The second lesson is that the last six months of this year have highlighted the difference between commodity markets that cannot rely on stocks of fresh and perishable food. Nutrient-rich fresh crops, including fruits, vegetables, meat and dairy products, are more vulnerable to climate stress, require more specific growing and production conditions, and are more difficult to produce and distribute spontaneously when supply is disrupted. Premises for long-term storage of fresh products are incredibly energy and resource intensive.

And finally, the third lesson is the realization that hunger is on the rise around the world along with geopolitical and environmental stresses, and disruptions in food production anywhere hit food insecure countries hardest.

An unprecedented international consolidation of efforts is needed to distribute and ration supplies so that there are no distortions between rich, wealthy countries and the poorest developing countries economies.
  • Photos used:
Dear reader, to leave comments on the publication, you must sign in.

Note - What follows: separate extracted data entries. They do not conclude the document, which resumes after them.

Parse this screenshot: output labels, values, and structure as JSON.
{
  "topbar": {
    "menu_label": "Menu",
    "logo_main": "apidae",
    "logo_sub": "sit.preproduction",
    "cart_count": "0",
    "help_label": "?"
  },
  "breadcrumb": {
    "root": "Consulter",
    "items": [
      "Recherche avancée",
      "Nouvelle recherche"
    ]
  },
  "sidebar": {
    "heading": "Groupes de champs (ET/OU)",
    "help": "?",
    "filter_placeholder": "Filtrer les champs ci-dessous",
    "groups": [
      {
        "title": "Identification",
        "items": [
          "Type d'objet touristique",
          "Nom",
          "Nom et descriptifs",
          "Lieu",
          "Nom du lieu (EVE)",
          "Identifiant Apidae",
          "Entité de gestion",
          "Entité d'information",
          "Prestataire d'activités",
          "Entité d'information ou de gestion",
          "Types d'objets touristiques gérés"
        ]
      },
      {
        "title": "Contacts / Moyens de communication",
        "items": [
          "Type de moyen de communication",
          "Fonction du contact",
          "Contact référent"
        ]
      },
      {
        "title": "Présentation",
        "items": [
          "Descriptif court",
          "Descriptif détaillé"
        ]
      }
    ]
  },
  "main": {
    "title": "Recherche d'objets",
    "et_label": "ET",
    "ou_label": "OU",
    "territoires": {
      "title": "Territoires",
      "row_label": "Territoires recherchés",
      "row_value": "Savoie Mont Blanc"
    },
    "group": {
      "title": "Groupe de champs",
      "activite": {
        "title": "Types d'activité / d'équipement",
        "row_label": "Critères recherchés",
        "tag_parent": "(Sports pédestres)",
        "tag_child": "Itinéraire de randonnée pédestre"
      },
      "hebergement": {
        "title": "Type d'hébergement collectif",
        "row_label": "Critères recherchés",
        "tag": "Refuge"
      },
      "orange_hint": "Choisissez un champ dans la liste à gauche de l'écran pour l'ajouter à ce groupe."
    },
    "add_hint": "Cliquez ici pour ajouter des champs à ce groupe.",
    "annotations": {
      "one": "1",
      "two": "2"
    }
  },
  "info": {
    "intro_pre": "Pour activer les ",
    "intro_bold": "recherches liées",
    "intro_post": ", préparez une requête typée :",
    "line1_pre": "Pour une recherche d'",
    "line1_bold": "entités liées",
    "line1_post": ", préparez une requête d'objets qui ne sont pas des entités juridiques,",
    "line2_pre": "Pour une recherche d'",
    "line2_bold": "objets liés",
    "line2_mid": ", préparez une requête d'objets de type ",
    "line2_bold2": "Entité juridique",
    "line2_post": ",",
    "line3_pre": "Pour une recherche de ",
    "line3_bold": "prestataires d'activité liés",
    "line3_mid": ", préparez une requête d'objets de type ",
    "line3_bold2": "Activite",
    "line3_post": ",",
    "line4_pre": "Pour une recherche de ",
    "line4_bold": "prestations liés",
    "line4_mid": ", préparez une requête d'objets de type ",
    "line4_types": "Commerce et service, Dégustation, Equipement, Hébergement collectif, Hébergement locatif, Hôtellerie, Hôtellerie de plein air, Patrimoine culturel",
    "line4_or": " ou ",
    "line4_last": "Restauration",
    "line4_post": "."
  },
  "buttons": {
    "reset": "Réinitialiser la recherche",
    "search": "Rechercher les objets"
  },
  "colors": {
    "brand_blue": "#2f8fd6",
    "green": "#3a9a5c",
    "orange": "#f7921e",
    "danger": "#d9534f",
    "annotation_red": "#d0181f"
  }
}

  1. NikolayN Offline NikolayN
    NikolayN (Nikolai) 7 August 2022 13: 48
    Comrade scientists, if you are scientists and not demagogues. An article about economics cannot be without figures. Without numbers, any first grader will write. Mind is not necessary. Against this background, it is strange not that some ignoramuses write such nonsense, but that this nonsense can affect someone's brains.
  2. Vova Zhelyabov Offline Vova Zhelyabov
    Vova Zhelyabov (Vova Zhelyabov) 9 August 2022 05: 39
    The strong and developed countries of the European Union will solve their problems at the expense of the most vulnerable members of the community. If the reduction in gas consumption will only lead to the disappointment of Germany, then for Bulgaria or North Macedonia everything will turn out to be a disaster.
    1. Bulanov Offline Bulanov
      Bulanov (Vladimir) 9 August 2022 11: 02
      Bulgaria itself refused to transit gas from Russia. but it could be a gas hub and earn 800 million dollars annually for pumping to the EU. And who is their doctor?